# No Soak Pinto Beans. Slow Cooker Style



## BGKYSmoker (Oct 8, 2020)

I eat allot of pinto beans. Have made many ways.
This time i made in the slow cooker without soaking the pintos.

Very easy recipe.
3 cups dry pinto beans rinsed and picked through of any broken or rocks  (rinse the beans off to remove dirt)
1 tbsp olive oil
1 jalapeno seeded and chopped
1 yellow onion dice
3 cloves garlic minced
1 tsp pepper
1 tsp salt
1 tsp ground cumin
64 oz low sodium chicken broth may use stock.
I added 1 pound of cooked ground beef a the 8 hour mark.

Heat olive oil in a medium skillet. Add onion and jalapeno saute for 3 to 5 minutes until soft. Add garlic and saute for an additional minute.
In a large, 6 quart slow cooker, place beans, onion mixture, salt, pepper, and cumin.
Pour broth over the top and stir gently. If beans are not covered, add just enough water to cover the beans.
Cook beans on high for 8 to 9 hours or until tender. Test seasoning and add salt if needed.







I added 2 T of the pinto bean season at the 8 hour mark when i added the GB.






Saute the onions and japs, then add the garlic







Add the dry to the beans.







Add the onion mix to the top.







Pour in the stock and any extra water needed to cover the beans (just 1" above beans)
Stir to mix up the dry and onions. Put id on pot and set timer for 9 hours.
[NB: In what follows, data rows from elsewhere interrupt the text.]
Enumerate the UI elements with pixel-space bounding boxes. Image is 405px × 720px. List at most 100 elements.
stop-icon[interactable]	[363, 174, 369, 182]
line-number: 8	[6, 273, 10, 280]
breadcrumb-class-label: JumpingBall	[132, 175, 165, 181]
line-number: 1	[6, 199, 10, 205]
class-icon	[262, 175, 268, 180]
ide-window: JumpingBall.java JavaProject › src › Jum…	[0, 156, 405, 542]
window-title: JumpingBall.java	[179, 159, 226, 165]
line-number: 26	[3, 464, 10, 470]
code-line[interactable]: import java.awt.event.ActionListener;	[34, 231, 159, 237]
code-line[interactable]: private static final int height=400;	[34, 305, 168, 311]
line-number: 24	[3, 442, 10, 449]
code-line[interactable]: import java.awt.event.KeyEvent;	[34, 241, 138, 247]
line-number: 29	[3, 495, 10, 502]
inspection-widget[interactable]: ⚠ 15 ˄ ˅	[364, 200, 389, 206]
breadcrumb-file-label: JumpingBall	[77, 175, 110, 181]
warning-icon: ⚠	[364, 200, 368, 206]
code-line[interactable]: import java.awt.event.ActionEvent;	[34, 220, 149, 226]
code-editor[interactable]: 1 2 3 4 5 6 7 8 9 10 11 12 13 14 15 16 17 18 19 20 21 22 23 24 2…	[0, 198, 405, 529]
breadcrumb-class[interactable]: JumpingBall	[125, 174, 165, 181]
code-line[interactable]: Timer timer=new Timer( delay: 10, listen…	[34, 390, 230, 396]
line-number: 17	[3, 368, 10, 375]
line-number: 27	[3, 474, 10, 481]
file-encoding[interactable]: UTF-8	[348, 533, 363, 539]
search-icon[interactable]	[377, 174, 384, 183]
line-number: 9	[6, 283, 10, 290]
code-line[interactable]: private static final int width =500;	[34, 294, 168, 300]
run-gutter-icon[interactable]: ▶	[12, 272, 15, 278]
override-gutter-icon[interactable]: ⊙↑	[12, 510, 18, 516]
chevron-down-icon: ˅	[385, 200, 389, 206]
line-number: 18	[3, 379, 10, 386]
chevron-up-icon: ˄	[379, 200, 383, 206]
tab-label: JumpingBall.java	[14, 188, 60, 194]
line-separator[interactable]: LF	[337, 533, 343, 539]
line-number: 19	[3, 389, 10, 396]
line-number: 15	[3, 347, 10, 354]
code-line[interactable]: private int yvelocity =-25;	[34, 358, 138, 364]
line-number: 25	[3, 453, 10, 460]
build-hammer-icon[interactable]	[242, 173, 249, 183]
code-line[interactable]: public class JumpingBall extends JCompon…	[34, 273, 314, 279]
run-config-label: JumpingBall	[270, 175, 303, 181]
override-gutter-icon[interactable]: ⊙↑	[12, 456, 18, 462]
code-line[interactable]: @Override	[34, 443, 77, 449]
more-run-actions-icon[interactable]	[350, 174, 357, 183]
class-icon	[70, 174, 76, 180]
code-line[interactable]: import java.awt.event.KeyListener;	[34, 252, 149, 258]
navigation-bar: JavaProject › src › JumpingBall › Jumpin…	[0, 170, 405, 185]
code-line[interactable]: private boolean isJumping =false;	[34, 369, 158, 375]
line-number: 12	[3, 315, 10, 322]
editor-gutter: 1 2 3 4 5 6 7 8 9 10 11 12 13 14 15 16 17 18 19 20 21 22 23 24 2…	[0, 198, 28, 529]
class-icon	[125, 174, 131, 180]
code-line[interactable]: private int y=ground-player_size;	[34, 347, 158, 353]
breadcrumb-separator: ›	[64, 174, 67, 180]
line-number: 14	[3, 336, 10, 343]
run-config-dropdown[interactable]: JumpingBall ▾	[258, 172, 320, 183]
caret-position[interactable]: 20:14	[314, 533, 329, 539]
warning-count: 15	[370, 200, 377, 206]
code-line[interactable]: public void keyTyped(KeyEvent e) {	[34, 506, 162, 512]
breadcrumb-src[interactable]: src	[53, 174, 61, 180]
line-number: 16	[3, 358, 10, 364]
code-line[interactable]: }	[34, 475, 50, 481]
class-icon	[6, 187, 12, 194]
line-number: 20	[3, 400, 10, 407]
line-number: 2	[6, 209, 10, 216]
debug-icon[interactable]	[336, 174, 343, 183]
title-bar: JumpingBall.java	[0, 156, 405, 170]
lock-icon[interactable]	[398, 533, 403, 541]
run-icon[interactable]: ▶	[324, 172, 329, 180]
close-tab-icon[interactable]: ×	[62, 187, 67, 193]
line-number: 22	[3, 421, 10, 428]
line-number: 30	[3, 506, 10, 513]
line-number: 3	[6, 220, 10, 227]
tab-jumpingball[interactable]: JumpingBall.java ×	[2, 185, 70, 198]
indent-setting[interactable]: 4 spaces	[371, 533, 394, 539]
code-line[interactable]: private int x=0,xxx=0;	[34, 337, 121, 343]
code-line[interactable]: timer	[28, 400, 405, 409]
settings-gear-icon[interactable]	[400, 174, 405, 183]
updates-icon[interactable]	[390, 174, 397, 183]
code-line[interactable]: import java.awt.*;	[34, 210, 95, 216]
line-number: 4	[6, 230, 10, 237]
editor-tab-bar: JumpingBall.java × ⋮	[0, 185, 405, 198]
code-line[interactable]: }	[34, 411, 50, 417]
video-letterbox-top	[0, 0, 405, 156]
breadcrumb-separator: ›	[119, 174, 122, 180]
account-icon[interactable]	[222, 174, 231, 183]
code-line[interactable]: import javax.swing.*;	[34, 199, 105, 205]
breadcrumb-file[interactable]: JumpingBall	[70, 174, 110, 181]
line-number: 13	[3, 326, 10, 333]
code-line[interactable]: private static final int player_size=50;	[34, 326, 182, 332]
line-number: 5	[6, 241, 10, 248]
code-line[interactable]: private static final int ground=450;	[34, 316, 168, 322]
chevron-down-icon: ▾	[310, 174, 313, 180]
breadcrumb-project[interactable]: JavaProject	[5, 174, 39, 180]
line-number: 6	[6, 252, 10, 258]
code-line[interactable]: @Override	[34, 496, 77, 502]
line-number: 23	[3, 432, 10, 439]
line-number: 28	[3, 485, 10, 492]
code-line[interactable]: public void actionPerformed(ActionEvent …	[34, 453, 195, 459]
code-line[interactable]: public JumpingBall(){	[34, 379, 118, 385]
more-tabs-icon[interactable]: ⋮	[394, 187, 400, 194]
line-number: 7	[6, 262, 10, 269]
Do not mix during the first 8 hours.







At 8 hours i added the 2T of pinto bean season and the ground beef that was already cooked and drained.
You could use a ham hock when first making for the 8 hours.







Enjoy.


----------



## BrianGSDTexoma (Oct 8, 2020)

Nice.  That the same way I do except on the stove top and fiesta pinto bean seasoning.


----------



## bregent (Oct 8, 2020)

Yum. I've never heard of pinto bean seasoning but will be on the lookout for some. I don't soak beans anymore either.  You end up dumping out a lot of flavor with the soak water.


----------



## BGKYSmoker (Oct 8, 2020)

Brian Trommater said:


> Nice.  That the same way I do except on the stove top and fiesta pinto bean seasoning.


I use Bolners (fiesta) also but ran out.


----------



## indaswamp (Oct 8, 2020)

Yum! I love beans too! Yours look delicious!


----------



## disco (Oct 8, 2020)

Beautiful beans! Big like.


----------



## HalfSmoked (Oct 9, 2020)

Have never found a bean I didn't like. I cook mine about the same way. Use to cook them on top the wood stove,

Warren


----------



## Hawging It (Oct 9, 2020)

Oh!! I’m all in on this one!! Thanks for sharing


----------



## SmokinAl (Oct 10, 2020)

We do it the same way but with white beans & a ham hock. It’s Judy’s recipe, not sure what she uses for seasoning, but I know one of the ingredients is Sazon. The crock pot sure makes it easy, no more soaking the beans overnight. BTW, your soup looks delicious!
Al


----------